Frankfurter Allgemeine Zeitung, 03.11.2011
"Was leicht wie eine unerträgliche Banalisierung oder gar Karikatur der bekannten Handlung wirken könnte, gewinnt in Stuttgart eine erstaunliche Dringlichkeit und Relevanz. Das liegt nicht nur an dem Bilderstrom, den der Ausstatter Christian Wiehle in atemberaubenden Verwandlungen über den Zuschauern hereinbrechen lässt; es liegt vor allem an der Intensität, mit der die schauspielerfahrene Regisseurin die Sänger führt und glaubhafte, nie opernhaft überzeichnete Charaktere schafft."
Basler Zeitung, 01.11.2011
"(...) eine Inszenierung, die voller brillanter Ideen steckt, in der Personenführung äußerst detailliert ist und dennoch nie die Willkür und Beliebigkeit der Bildfindungen aufweist, von der moderne Inszenierungen bisweilen geprägt sind."
Reutlinger Generalanzeiger, 02.11.2011
"Musikalisch ist die Stuttgarter Neuinszenierung ein großer Wurf.

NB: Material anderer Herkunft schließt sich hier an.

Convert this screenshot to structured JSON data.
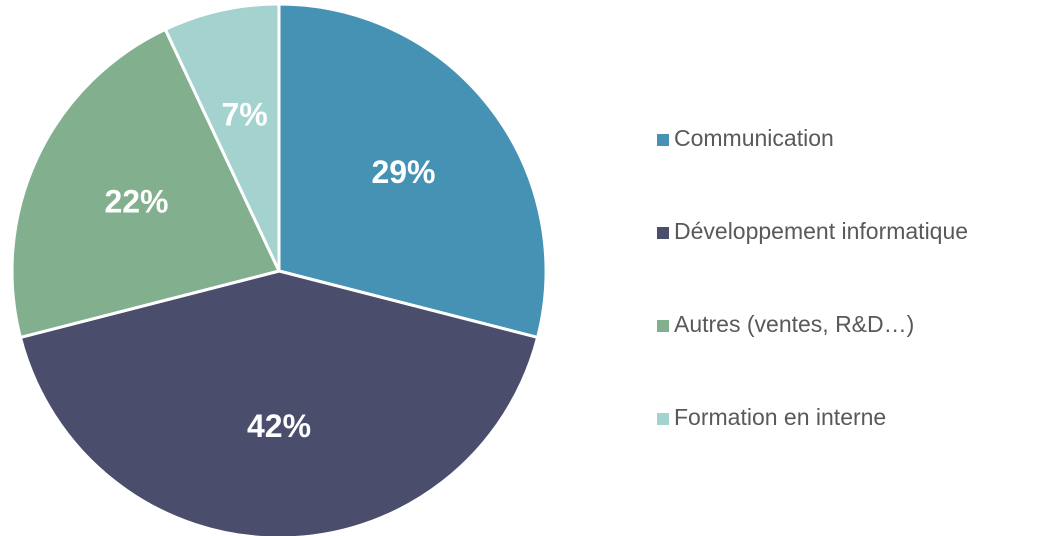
{
  "chart_data": {
    "type": "pie",
    "categories": [
      "Communication",
      "Développement informatique",
      "Autres (ventes, R&D…)",
      "Formation en interne"
    ],
    "values": [
      29,
      42,
      22,
      7
    ],
    "value_labels": [
      "29%",
      "42%",
      "22%",
      "7%"
    ],
    "colors": [
      "#4592b4",
      "#4a4d6c",
      "#82b08f",
      "#a3d2cf"
    ],
    "legend": "right"
  }
}
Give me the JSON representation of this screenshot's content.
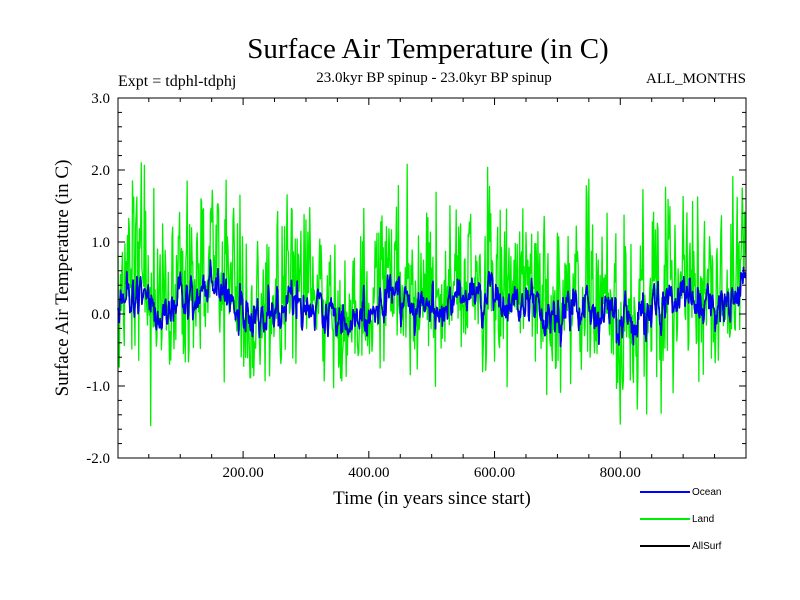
{
  "chart_data": {
    "type": "line",
    "title": "Surface Air Temperature (in C)",
    "subtitle_left": "Expt = tdphl-tdphj",
    "subtitle_center": "23.0kyr BP spinup - 23.0kyr BP spinup",
    "subtitle_right": "ALL_MONTHS",
    "xlabel": "Time (in years since start)",
    "ylabel": "Surface Air Temperature (in C)",
    "xlim": [
      1,
      1000
    ],
    "ylim": [
      -2.0,
      3.0
    ],
    "x_ticks": [
      200,
      400,
      600,
      800
    ],
    "x_tick_labels": [
      "200.00",
      "400.00",
      "600.00",
      "800.00"
    ],
    "y_ticks": [
      -2.0,
      -1.0,
      0.0,
      1.0,
      2.0,
      3.0
    ],
    "y_tick_labels": [
      "-2.0",
      "-1.0",
      "0.0",
      "1.0",
      "2.0",
      "3.0"
    ],
    "legend_position": "bottom-right, outside plot",
    "series": [
      {
        "name": "Land",
        "color": "#00ee00",
        "stats": {
          "n_years": 1000,
          "mean": 0.25,
          "std": 0.42,
          "max": 2.1,
          "min": -1.55
        }
      },
      {
        "name": "Ocean",
        "color": "#0000ff",
        "stats": {
          "n_years": 1000,
          "mean": 0.1,
          "std": 0.15,
          "max": 0.75,
          "min": -0.45
        }
      },
      {
        "name": "AllSurf",
        "color": "#000000",
        "stats": {
          "n_years": 1000,
          "mean": 0.1,
          "std": 0.15,
          "max": 0.75,
          "min": -0.45
        }
      }
    ]
  }
}
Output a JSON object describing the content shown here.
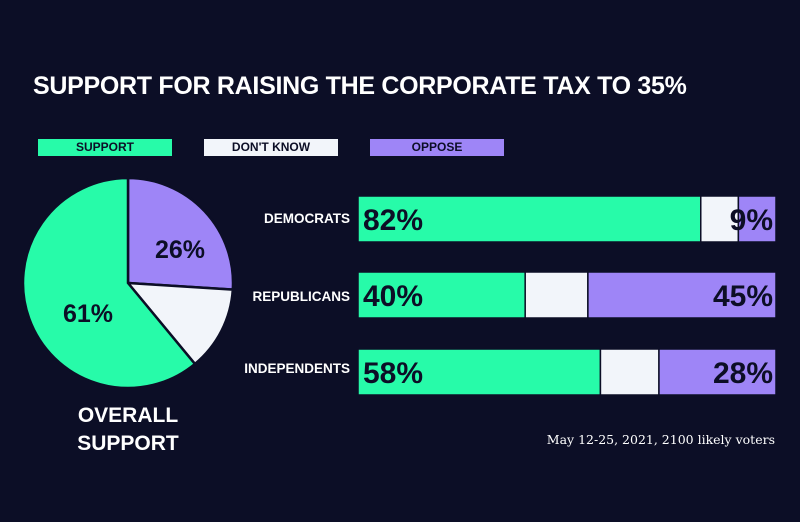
{
  "colors": {
    "background": "#0c0e26",
    "support": "#27fba9",
    "dont_know": "#f2f5fa",
    "oppose": "#9e85f7",
    "text_dark": "#0c0e26",
    "text_light": "#ffffff"
  },
  "chart_data": [
    {
      "type": "pie",
      "title": "SUPPORT FOR RAISING THE CORPORATE TAX TO 35%",
      "caption_line1": "OVERALL",
      "caption_line2": "SUPPORT",
      "slices": [
        {
          "name": "SUPPORT",
          "value": 61,
          "label": "61%"
        },
        {
          "name": "DON'T KNOW",
          "value": 13,
          "label": ""
        },
        {
          "name": "OPPOSE",
          "value": 26,
          "label": "26%"
        }
      ]
    },
    {
      "type": "bar",
      "stacked": true,
      "orientation": "horizontal",
      "categories": [
        "DEMOCRATS",
        "REPUBLICANS",
        "INDEPENDENTS"
      ],
      "series": [
        {
          "name": "SUPPORT",
          "values": [
            82,
            40,
            58
          ],
          "labels": [
            "82%",
            "40%",
            "58%"
          ]
        },
        {
          "name": "DON'T KNOW",
          "values": [
            9,
            15,
            14
          ],
          "labels": [
            "",
            "",
            ""
          ]
        },
        {
          "name": "OPPOSE",
          "values": [
            9,
            45,
            28
          ],
          "labels": [
            "9%",
            "45%",
            "28%"
          ]
        }
      ],
      "legend": [
        "SUPPORT",
        "DON'T KNOW",
        "OPPOSE"
      ],
      "legend_position": "top"
    }
  ],
  "title": "SUPPORT FOR RAISING THE CORPORATE TAX TO 35%",
  "legend": {
    "support": "SUPPORT",
    "dont_know": "DON'T KNOW",
    "oppose": "OPPOSE"
  },
  "pie_caption": {
    "line1": "OVERALL",
    "line2": "SUPPORT"
  },
  "footnote": "May 12-25, 2021, 2100 likely voters"
}
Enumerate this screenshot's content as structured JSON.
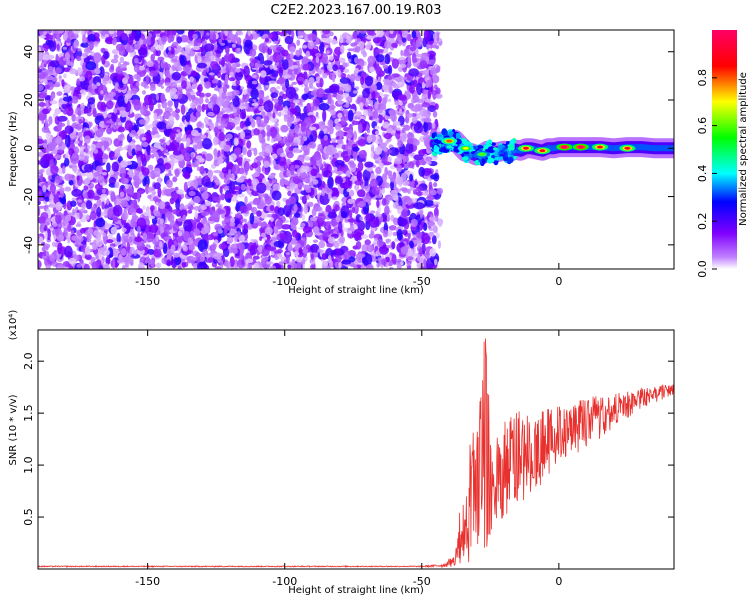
{
  "title": "C2E2.2023.167.00.19.R03",
  "colorbar": {
    "label": "Normalized spectral amplitude",
    "ticks": [
      0.0,
      0.2,
      0.4,
      0.6,
      0.8
    ],
    "tick_labels": [
      "0.0",
      "0.2",
      "0.4",
      "0.6",
      "0.8"
    ],
    "colors": [
      "#ffffff",
      "#7f00ff",
      "#0000ff",
      "#00ffff",
      "#00ff00",
      "#ffff00",
      "#ff0000",
      "#ff0066"
    ]
  },
  "chart_data": [
    {
      "type": "heatmap",
      "name": "spectrogram",
      "xlabel": "Height of straight line (km)",
      "ylabel": "Frequency (Hz)",
      "xlim": [
        -190,
        42
      ],
      "ylim": [
        -50,
        49
      ],
      "xticks": [
        -150,
        -100,
        -50,
        0
      ],
      "xtick_labels": [
        "-150",
        "-100",
        "-50",
        "0"
      ],
      "yticks": [
        -40,
        -20,
        0,
        20,
        40
      ],
      "ytick_labels": [
        "-40",
        "-20",
        "0",
        "20",
        "40"
      ],
      "noise_region": {
        "x": [
          -190,
          -44
        ],
        "y": [
          -50,
          49
        ],
        "amplitude": [
          0.0,
          0.25
        ]
      },
      "signal_track": {
        "x": [
          -45,
          -42,
          -40,
          -38,
          -36,
          -34,
          -32,
          -30,
          -28,
          -26,
          -24,
          -22,
          -20,
          -18,
          -16,
          -14,
          -12,
          -10,
          -8,
          -6,
          -4,
          -2,
          0,
          5,
          10,
          15,
          20,
          25,
          30,
          35,
          42
        ],
        "y": [
          2.0,
          3.0,
          2.5,
          3.5,
          1.0,
          -1.5,
          -2.0,
          -3.0,
          -2.5,
          -1.0,
          -2.0,
          -1.5,
          -1.0,
          -1.5,
          -0.5,
          -1.0,
          0.0,
          0.0,
          -0.5,
          -1.0,
          0.0,
          0.0,
          0.5,
          0.5,
          0.5,
          0.5,
          0.0,
          0.5,
          0.5,
          0.0,
          0.0
        ],
        "amplitude_peaks": [
          {
            "x": -40,
            "y": 3.0,
            "amp": 0.8
          },
          {
            "x": -34,
            "y": 0.0,
            "amp": 0.7
          },
          {
            "x": -28,
            "y": -2.5,
            "amp": 0.6
          },
          {
            "x": -12,
            "y": 0.0,
            "amp": 0.9
          },
          {
            "x": -6,
            "y": -1.0,
            "amp": 0.9
          },
          {
            "x": 2,
            "y": 0.5,
            "amp": 1.0
          },
          {
            "x": 8,
            "y": 0.5,
            "amp": 1.0
          },
          {
            "x": 15,
            "y": 0.5,
            "amp": 0.9
          },
          {
            "x": 25,
            "y": 0.0,
            "amp": 0.9
          }
        ]
      }
    },
    {
      "type": "line",
      "name": "snr",
      "xlabel": "Height of straight line (km)",
      "ylabel": "SNR (10 * v/v)",
      "multiplier_label": "(x10⁴)",
      "xlim": [
        -190,
        42
      ],
      "ylim": [
        0,
        2.3
      ],
      "y_scale_factor": 10000,
      "xticks": [
        -150,
        -100,
        -50,
        0
      ],
      "xtick_labels": [
        "-150",
        "-100",
        "-50",
        "0"
      ],
      "yticks": [
        0.5,
        1.0,
        1.5,
        2.0
      ],
      "ytick_labels": [
        "0.5",
        "1.0",
        "1.5",
        "2.0"
      ],
      "color": "#e8312e",
      "x": [
        -190,
        -100,
        -50,
        -42,
        -38,
        -36,
        -34,
        -32,
        -30,
        -28,
        -27,
        -26,
        -25,
        -24,
        -22,
        -20,
        -18,
        -15,
        -12,
        -8,
        -5,
        -2,
        0,
        5,
        10,
        15,
        20,
        25,
        30,
        35,
        42
      ],
      "y": [
        0.02,
        0.02,
        0.02,
        0.03,
        0.08,
        0.25,
        0.5,
        0.85,
        1.05,
        1.6,
        2.3,
        1.5,
        1.0,
        0.75,
        0.9,
        0.95,
        1.05,
        1.1,
        1.05,
        1.1,
        1.2,
        1.25,
        1.3,
        1.35,
        1.45,
        1.5,
        1.55,
        1.6,
        1.65,
        1.68,
        1.72
      ],
      "envelope_low": [
        0.02,
        0.02,
        0.02,
        0.02,
        0.02,
        0.05,
        0.05,
        0.05,
        0.05,
        0.05,
        0.05,
        0.1,
        0.2,
        0.35,
        0.4,
        0.5,
        0.55,
        0.6,
        0.65,
        0.75,
        0.85,
        0.95,
        1.0,
        1.05,
        1.15,
        1.25,
        1.35,
        1.45,
        1.55,
        1.6,
        1.65
      ],
      "envelope_high": [
        0.03,
        0.03,
        0.03,
        0.05,
        0.15,
        0.6,
        1.0,
        1.35,
        1.3,
        1.98,
        2.3,
        1.95,
        1.45,
        1.25,
        1.35,
        1.4,
        1.5,
        1.55,
        1.5,
        1.5,
        1.55,
        1.55,
        1.6,
        1.6,
        1.65,
        1.68,
        1.7,
        1.72,
        1.75,
        1.76,
        1.78
      ]
    }
  ]
}
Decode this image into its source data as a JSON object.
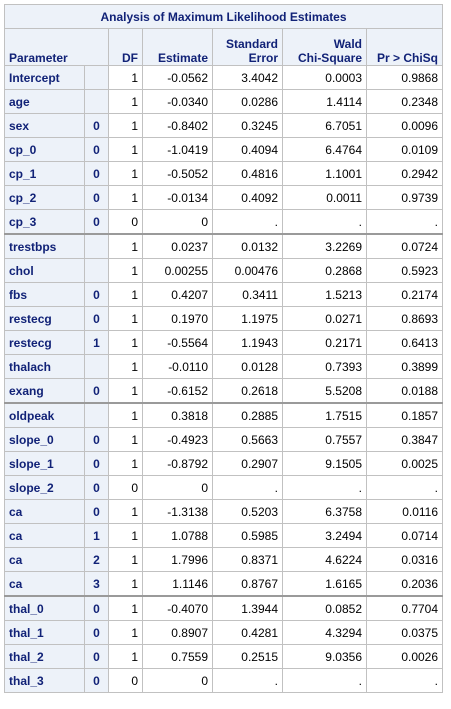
{
  "title": "Analysis of Maximum Likelihood Estimates",
  "headers": {
    "parameter": "Parameter",
    "df": "DF",
    "estimate": "Estimate",
    "stderr_1": "Standard",
    "stderr_2": "Error",
    "wald_1": "Wald",
    "wald_2": "Chi-Square",
    "p": "Pr > ChiSq"
  },
  "rows": [
    {
      "param": "Intercept",
      "level": "",
      "df": "1",
      "est": "-0.0562",
      "se": "3.4042",
      "wald": "0.0003",
      "p": "0.9868"
    },
    {
      "param": "age",
      "level": "",
      "df": "1",
      "est": "-0.0340",
      "se": "0.0286",
      "wald": "1.4114",
      "p": "0.2348"
    },
    {
      "param": "sex",
      "level": "0",
      "df": "1",
      "est": "-0.8402",
      "se": "0.3245",
      "wald": "6.7051",
      "p": "0.0096"
    },
    {
      "param": "cp_0",
      "level": "0",
      "df": "1",
      "est": "-1.0419",
      "se": "0.4094",
      "wald": "6.4764",
      "p": "0.0109"
    },
    {
      "param": "cp_1",
      "level": "0",
      "df": "1",
      "est": "-0.5052",
      "se": "0.4816",
      "wald": "1.1001",
      "p": "0.2942"
    },
    {
      "param": "cp_2",
      "level": "0",
      "df": "1",
      "est": "-0.0134",
      "se": "0.4092",
      "wald": "0.0011",
      "p": "0.9739"
    },
    {
      "param": "cp_3",
      "level": "0",
      "df": "0",
      "est": "0",
      "se": ".",
      "wald": ".",
      "p": "."
    },
    {
      "param": "trestbps",
      "level": "",
      "df": "1",
      "est": "0.0237",
      "se": "0.0132",
      "wald": "3.2269",
      "p": "0.0724"
    },
    {
      "param": "chol",
      "level": "",
      "df": "1",
      "est": "0.00255",
      "se": "0.00476",
      "wald": "0.2868",
      "p": "0.5923"
    },
    {
      "param": "fbs",
      "level": "0",
      "df": "1",
      "est": "0.4207",
      "se": "0.3411",
      "wald": "1.5213",
      "p": "0.2174"
    },
    {
      "param": "restecg",
      "level": "0",
      "df": "1",
      "est": "0.1970",
      "se": "1.1975",
      "wald": "0.0271",
      "p": "0.8693"
    },
    {
      "param": "restecg",
      "level": "1",
      "df": "1",
      "est": "-0.5564",
      "se": "1.1943",
      "wald": "0.2171",
      "p": "0.6413"
    },
    {
      "param": "thalach",
      "level": "",
      "df": "1",
      "est": "-0.0110",
      "se": "0.0128",
      "wald": "0.7393",
      "p": "0.3899"
    },
    {
      "param": "exang",
      "level": "0",
      "df": "1",
      "est": "-0.6152",
      "se": "0.2618",
      "wald": "5.5208",
      "p": "0.0188"
    },
    {
      "param": "oldpeak",
      "level": "",
      "df": "1",
      "est": "0.3818",
      "se": "0.2885",
      "wald": "1.7515",
      "p": "0.1857"
    },
    {
      "param": "slope_0",
      "level": "0",
      "df": "1",
      "est": "-0.4923",
      "se": "0.5663",
      "wald": "0.7557",
      "p": "0.3847"
    },
    {
      "param": "slope_1",
      "level": "0",
      "df": "1",
      "est": "-0.8792",
      "se": "0.2907",
      "wald": "9.1505",
      "p": "0.0025"
    },
    {
      "param": "slope_2",
      "level": "0",
      "df": "0",
      "est": "0",
      "se": ".",
      "wald": ".",
      "p": "."
    },
    {
      "param": "ca",
      "level": "0",
      "df": "1",
      "est": "-1.3138",
      "se": "0.5203",
      "wald": "6.3758",
      "p": "0.0116"
    },
    {
      "param": "ca",
      "level": "1",
      "df": "1",
      "est": "1.0788",
      "se": "0.5985",
      "wald": "3.2494",
      "p": "0.0714"
    },
    {
      "param": "ca",
      "level": "2",
      "df": "1",
      "est": "1.7996",
      "se": "0.8371",
      "wald": "4.6224",
      "p": "0.0316"
    },
    {
      "param": "ca",
      "level": "3",
      "df": "1",
      "est": "1.1146",
      "se": "0.8767",
      "wald": "1.6165",
      "p": "0.2036"
    },
    {
      "param": "thal_0",
      "level": "0",
      "df": "1",
      "est": "-0.4070",
      "se": "1.3944",
      "wald": "0.0852",
      "p": "0.7704"
    },
    {
      "param": "thal_1",
      "level": "0",
      "df": "1",
      "est": "0.8907",
      "se": "0.4281",
      "wald": "4.3294",
      "p": "0.0375"
    },
    {
      "param": "thal_2",
      "level": "0",
      "df": "1",
      "est": "0.7559",
      "se": "0.2515",
      "wald": "9.0356",
      "p": "0.0026"
    },
    {
      "param": "thal_3",
      "level": "0",
      "df": "0",
      "est": "0",
      "se": ".",
      "wald": ".",
      "p": "."
    }
  ],
  "group_separator_before": [
    7,
    14,
    22
  ],
  "colors": {
    "header_bg": "#edf2f9",
    "header_text": "#112277",
    "border": "#c1c1c1"
  }
}
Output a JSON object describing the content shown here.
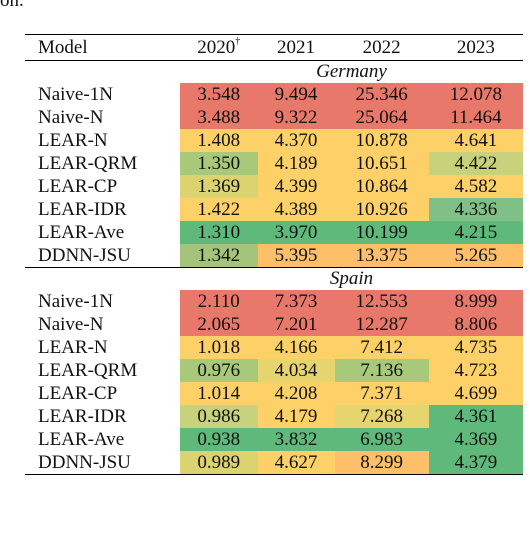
{
  "top_fragment": "on.",
  "table": {
    "headers": [
      "Model",
      "2020",
      "2021",
      "2022",
      "2023"
    ],
    "header_mark": "†",
    "sections": [
      {
        "title": "Germany",
        "rows": [
          {
            "model": "Naive-1N",
            "values": [
              "3.548",
              "9.494",
              "25.346",
              "12.078"
            ],
            "colors": [
              "#e8786a",
              "#e8786a",
              "#e8786a",
              "#e8786a"
            ]
          },
          {
            "model": "Naive-N",
            "values": [
              "3.488",
              "9.322",
              "25.064",
              "11.464"
            ],
            "colors": [
              "#e8786a",
              "#e8786a",
              "#e8786a",
              "#e8786a"
            ]
          },
          {
            "model": "LEAR-N",
            "values": [
              "1.408",
              "4.370",
              "10.878",
              "4.641"
            ],
            "colors": [
              "#fdd168",
              "#fdd168",
              "#fdd168",
              "#fdd168"
            ]
          },
          {
            "model": "LEAR-QRM",
            "values": [
              "1.350",
              "4.189",
              "10.651",
              "4.422"
            ],
            "colors": [
              "#a8c87a",
              "#fdd168",
              "#fdd168",
              "#c8d27c"
            ]
          },
          {
            "model": "LEAR-CP",
            "values": [
              "1.369",
              "4.399",
              "10.864",
              "4.582"
            ],
            "colors": [
              "#dbd370",
              "#fdd168",
              "#fdd168",
              "#fdd168"
            ]
          },
          {
            "model": "LEAR-IDR",
            "values": [
              "1.422",
              "4.389",
              "10.926",
              "4.336"
            ],
            "colors": [
              "#fdd168",
              "#fdd168",
              "#fdd168",
              "#80bf86"
            ]
          },
          {
            "model": "LEAR-Ave",
            "values": [
              "1.310",
              "3.970",
              "10.199",
              "4.215"
            ],
            "colors": [
              "#5fb97a",
              "#5fb97a",
              "#5fb97a",
              "#5fb97a"
            ]
          },
          {
            "model": "DDNN-JSU",
            "values": [
              "1.342",
              "5.395",
              "13.375",
              "5.265"
            ],
            "colors": [
              "#a3c47a",
              "#fdc068",
              "#fdc068",
              "#fdc068"
            ]
          }
        ]
      },
      {
        "title": "Spain",
        "rows": [
          {
            "model": "Naive-1N",
            "values": [
              "2.110",
              "7.373",
              "12.553",
              "8.999"
            ],
            "colors": [
              "#e8786a",
              "#e8786a",
              "#e8786a",
              "#e8786a"
            ]
          },
          {
            "model": "Naive-N",
            "values": [
              "2.065",
              "7.201",
              "12.287",
              "8.806"
            ],
            "colors": [
              "#e8786a",
              "#e8786a",
              "#e8786a",
              "#e8786a"
            ]
          },
          {
            "model": "LEAR-N",
            "values": [
              "1.018",
              "4.166",
              "7.412",
              "4.735"
            ],
            "colors": [
              "#fdd168",
              "#fdd168",
              "#fdd168",
              "#fdd168"
            ]
          },
          {
            "model": "LEAR-QRM",
            "values": [
              "0.976",
              "4.034",
              "7.136",
              "4.723"
            ],
            "colors": [
              "#a8c87a",
              "#e6d46f",
              "#a8c87a",
              "#fdd168"
            ]
          },
          {
            "model": "LEAR-CP",
            "values": [
              "1.014",
              "4.208",
              "7.371",
              "4.699"
            ],
            "colors": [
              "#fdd168",
              "#fdd168",
              "#fdd168",
              "#fdd168"
            ]
          },
          {
            "model": "LEAR-IDR",
            "values": [
              "0.986",
              "4.179",
              "7.268",
              "4.361"
            ],
            "colors": [
              "#c8d27c",
              "#fdd168",
              "#e6d46f",
              "#5fb97a"
            ]
          },
          {
            "model": "LEAR-Ave",
            "values": [
              "0.938",
              "3.832",
              "6.983",
              "4.369"
            ],
            "colors": [
              "#5fb97a",
              "#5fb97a",
              "#5fb97a",
              "#5fb97a"
            ]
          },
          {
            "model": "DDNN-JSU",
            "values": [
              "0.989",
              "4.627",
              "8.299",
              "4.379"
            ],
            "colors": [
              "#dbd370",
              "#fdd168",
              "#fdc068",
              "#5fb97a"
            ]
          }
        ]
      }
    ]
  }
}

Unter Leitung von Kwamé Ryan wird teilweise wie Breitwand-Filmmusik stimmungsmalende und dramatisch auftrumpfende, vielfarbige Musik mitreißend dargeboten."
DIE ZEIT, 03.11.2011
"Pavel Cernoch ist ein stimmlich wie szenisch wunderbar präsenter junger Tenor, am Charakter mehr interessiert als am Wohlklang, den er gleichwohl zu bieten hat."
Süddeutsche Zeitung, 04.11.2011
"Pavel Cernoch gibt den Faust als jungen Everyman:ehrgeizig, von einer unergründlichen Unruhe getrieben, unzufrieden mit der Gesellschaft und ihren Institutionen. Erstaunlich Cernochs Selbstsicherheit, seine Ruhe, seine Selbstverständlichkeit. Nie aufgeregt, gleicht er Spiel mit Gesang ab: musikalisch wie szenisch erfüllt, leicht elegant, auch voller Weltschmerz."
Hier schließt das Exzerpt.